Ao Dr. RUY MONTEIRO, minha eterna gratidão. Assim como a Dra. Eulália, Dra. Gianne Lucchesi, Dra.Carolina, Dr.Vinicio Elia, Dr. Renan, Dr. Luiz Fellipe Camacho, Dra. Daniela Von Zuben, Dra. Bárbara C Pilon, Dra Ana Conegundes, Dr. Berguer e Dra. Natascha.

Às enfermeiras Katia Esteves, Mariana, Flávia, Andrea, além do Wander e Diogo, meu muito obrigada. Aos técnicos de enfermagem Sérgio, Evandro, Ana Teresa, Martinha, Ronaldo e tantos outros, não sei nem o que dizer..
Aos maqueiros Diogo e Tayson.

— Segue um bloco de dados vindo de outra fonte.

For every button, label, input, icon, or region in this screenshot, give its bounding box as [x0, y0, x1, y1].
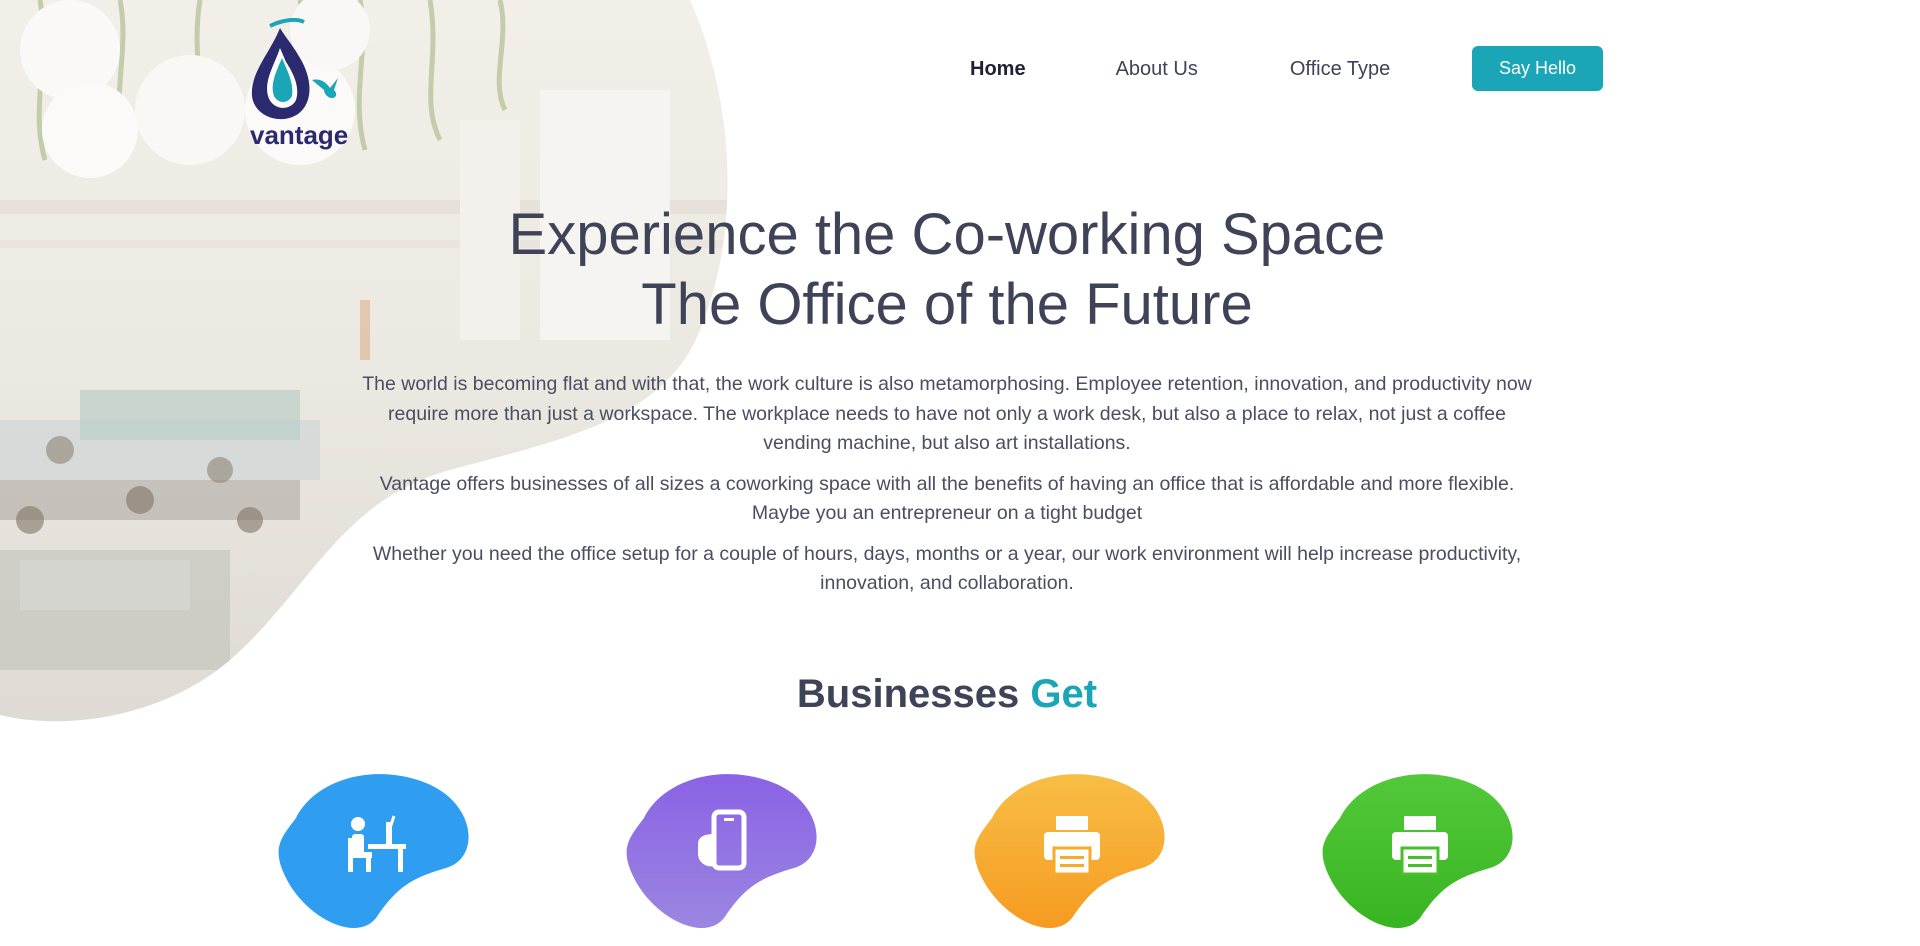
businesses-get-heading: Businesses Get [0, 672, 1894, 717]
mobile-phone-icon [698, 809, 747, 871]
hero-title-line-2: The Office of the Future [641, 272, 1253, 337]
nav-office-type-link[interactable]: Office Type [1290, 58, 1390, 81]
hero-background-image [0, 0, 728, 722]
hero-paragraph: Vantage offers businesses of all sizes a… [379, 472, 1515, 525]
nav-home-link[interactable]: Home [970, 58, 1026, 81]
feature-card-mobile[interactable] [624, 768, 824, 930]
feature-card-print-orange[interactable] [972, 768, 1172, 930]
feature-card-desk[interactable] [276, 768, 476, 930]
nav-about-us-link[interactable]: About Us [1116, 58, 1198, 81]
hero-paragraph: Whether you need the office setup for a … [372, 542, 1522, 595]
main-navigation: Home About Us Office Type [970, 58, 1390, 81]
printer-icon [1392, 816, 1448, 876]
feature-card-print-green[interactable] [1320, 768, 1520, 930]
hero-paragraph: The world is becoming flat and with that… [362, 373, 1532, 454]
printer-icon [1044, 816, 1100, 876]
desk-worker-icon [348, 815, 406, 872]
brand-logo[interactable]: vantage [240, 18, 360, 150]
logo-wordmark: vantage [250, 120, 349, 150]
hero-title: Experience the Co-working Space The Offi… [0, 200, 1894, 340]
vantage-drop-logo-icon [251, 18, 338, 120]
section-title-main: Businesses [796, 672, 1020, 716]
say-hello-button[interactable]: Say Hello [1472, 46, 1603, 91]
hero-description: The world is becoming flat and with that… [360, 370, 1534, 610]
hero-title-line-1: Experience the Co-working Space [508, 202, 1386, 267]
section-title-accent: Get [1030, 672, 1098, 716]
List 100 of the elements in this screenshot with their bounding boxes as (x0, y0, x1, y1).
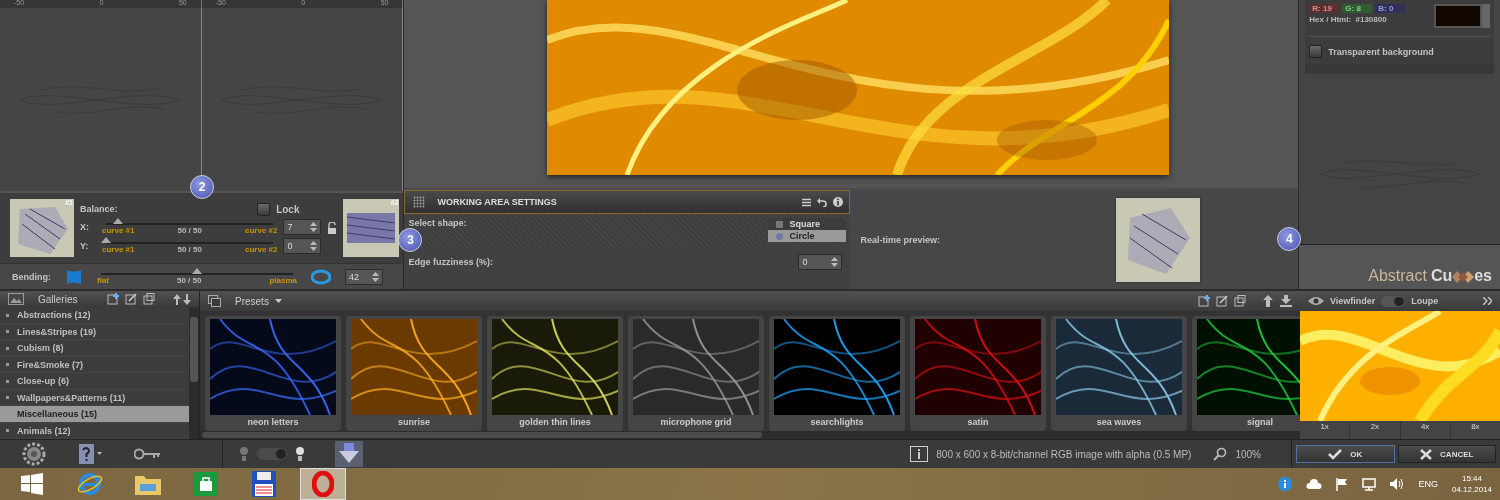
lightbulb-off-icon (239, 446, 249, 463)
edit-icon[interactable] (125, 293, 137, 306)
copy-icon[interactable] (143, 293, 155, 306)
gallery-item[interactable]: Close-up (6) (0, 373, 189, 390)
info-icon[interactable] (833, 197, 844, 207)
axis-label: Y: (80, 240, 90, 251)
select-shape-label: Select shape: (408, 218, 467, 228)
slider-max-label: curve #2 (245, 244, 278, 254)
preset-name: microphone grid (660, 417, 732, 428)
preset-name: golden thin lines (519, 417, 591, 428)
presets-icon (208, 295, 221, 308)
spinner-arrows-icon[interactable] (831, 257, 839, 267)
key-icon[interactable] (134, 448, 160, 461)
logo-text: Cu (1430, 267, 1453, 286)
search-icon (1213, 447, 1228, 462)
slider-min-label: flat (97, 275, 109, 285)
number-field[interactable]: 7 (283, 218, 322, 235)
zoom-level: 100% (1235, 448, 1261, 460)
toggle-switch[interactable] (1381, 295, 1406, 307)
preset-name: signal (1247, 417, 1273, 428)
slider-value-label: 50 / 50 (177, 225, 202, 235)
preset-card[interactable]: searchlights (769, 316, 905, 432)
preset-name: satin (967, 417, 989, 428)
slider-thumb[interactable] (112, 217, 123, 224)
transparent-background-label: Transparent background (1328, 46, 1434, 57)
download-icon[interactable] (1280, 295, 1292, 308)
cancel-button[interactable]: CANCEL (1397, 445, 1496, 464)
preset-card[interactable]: satin (910, 316, 1046, 432)
edge-fuzziness-label: Edge fuzziness (%): (408, 257, 493, 267)
scrollbar[interactable] (189, 307, 199, 440)
lock-label: Lock (276, 203, 300, 215)
slider-value-label: 50 / 50 (176, 275, 202, 285)
edit-icon[interactable] (1216, 295, 1228, 308)
cloud-icon[interactable] (1306, 479, 1323, 489)
sort-arrows-icon[interactable] (173, 293, 191, 305)
toggle-switch[interactable] (257, 448, 287, 461)
add-icon[interactable] (1198, 295, 1210, 308)
presets-dropdown[interactable]: Presets (235, 295, 269, 307)
number-field[interactable]: 0 (798, 254, 843, 270)
color-swatch[interactable] (1434, 4, 1482, 28)
help-icon[interactable] (78, 443, 102, 466)
clock-date[interactable]: 04.12.2014 (1451, 485, 1492, 494)
axis-label: X: (80, 221, 90, 232)
real-time-preview-label: Real-time preview: (860, 234, 940, 245)
spinner-arrows-icon[interactable] (310, 240, 318, 251)
preset-card[interactable]: microphone grid (628, 316, 764, 432)
slider-thumb[interactable] (101, 236, 111, 243)
upload-icon[interactable] (1262, 295, 1274, 308)
lightbulb-on-icon (295, 446, 305, 463)
info-icon (910, 446, 929, 463)
undo-icon[interactable] (817, 197, 828, 207)
preset-card[interactable]: signal (1192, 316, 1300, 432)
caret-icon[interactable] (274, 299, 282, 304)
scrollbar[interactable] (200, 431, 1300, 440)
number-field[interactable]: 0 (283, 237, 322, 254)
ok-button[interactable]: OK (1296, 445, 1395, 464)
zoom-button[interactable]: 2x (1350, 421, 1400, 440)
flat-sheet-icon (65, 267, 83, 286)
preset-card[interactable]: golden thin lines (487, 316, 623, 432)
apply-arrow-button[interactable] (335, 441, 363, 468)
info-icon[interactable] (1278, 477, 1293, 491)
zoom-button[interactable]: 4x (1400, 421, 1450, 440)
spinner-arrows-icon[interactable] (372, 271, 379, 282)
gallery-item[interactable]: Cubism (8) (0, 340, 189, 357)
shape-option[interactable]: Circle (768, 230, 847, 242)
slider-min-label: curve #1 (102, 244, 135, 254)
lock-checkbox[interactable] (257, 202, 271, 216)
slider-min-label: curve #1 (102, 225, 135, 235)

Ambos responsáveis por todas as minhas transferências. Vocês foram demais com suas palavras de incentivo.

Através do técnico de laboratório Gilmar Marins agradeço a todos que fazemos nossos exames. Para a turma da Comlurb, responsável pela limpeza hospitalar, aquele ABRAÇO!

E a todos vocês desejo SAÚDE! Foram milhares de mensagens. Mesmo que eu leve um mês, faço questão de responder uma por uma.

A toda a equipe do Hospital Municipal Miguel Couto e CER Leblon muito obrigada por tudo! VIVA O SUS! E mais uma vez, em nome dos mais de 360 mil mortos em nosso país, Fora, assassino!“.

*Kátia Argento é jornalista e atua como coordenadora de Comunicação da Cehab.